Composite charts of diagnostic and forecast fields are constructed to highlight the ingredients that promote severe storm development, convective organization, and storm mode. These techniques focus on evaluating the large scale potential for severe weather with the 40 km eta, and monitoring real-time evolutions with the 40 km Rapid Update Cycle (RUC). Material composite charts include 1) measures of instability and vertical wind shear, 2) three dimensional moisture availability, content, and distribution and, 3) synoptic and mesoscale forcing mechanisms. Visualization techniques focus on using color, images, and contours effectively to highlight the convective potential.
D2D configuration strategies support forecaster expectations for probable events. Situational awareness is enhanced by providing a template for simultaneously monitoring storm scale, CWA scale, and regional/larger scale processes. Storm scale and CWA scale processes are evaluated with radar and lightning data; regional and larger scales are assessed with satellite. Templates provide guidance for infusing scientifically-based storm detection techniques, maintaining a high level of situational awareness, and monitoring ongoing changes in convective storm potential.

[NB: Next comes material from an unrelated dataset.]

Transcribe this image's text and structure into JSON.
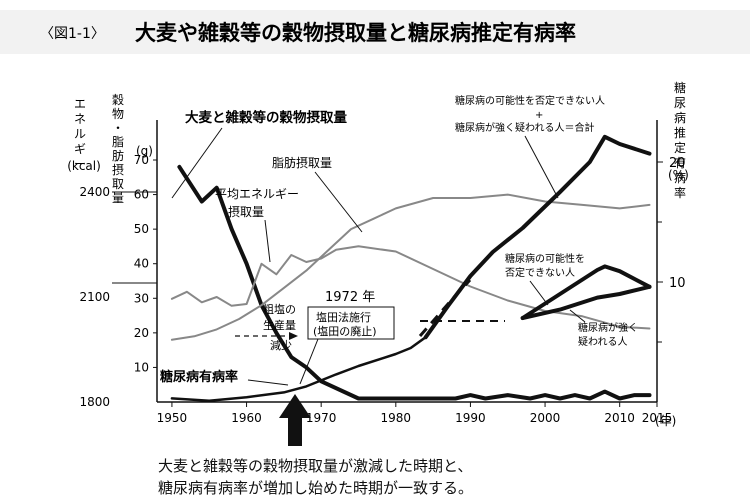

Enhanced visualization schemes are used to reveal the important features contained in WSR-88D radar products. A strategy will be presented that limits “visual noise” with color gradients, while highlighting relevant physical and flow structures. Color schemes will be presented for a number of WSR-88D base and derived products. Enhanced visualization of WSR-88D radar products set the stage for more effective warning operations.
The AWIPS VB provides access to numerical models and other gridded data sources, including Radiosonde Observations (RAOBs) and Profiler data. This presentation will offer an “ingredients-based” approach to the VB Fields menus. For example, basic and derived fields of a particular variable are grouped in common menus (e.g., Temperature, Moisture, Stability, Shear, Wind, Forcing, Isentropic, etc.). A Storms menu contains a summary of fields relevant to severe storm and flash flood forecasting. Relatively short, non-cascading menus simplify the selection process, and only existing variables are offered for selection. An ingredients based approach is intuitive, makes it easy to add new fields, and encourages physical reasoning.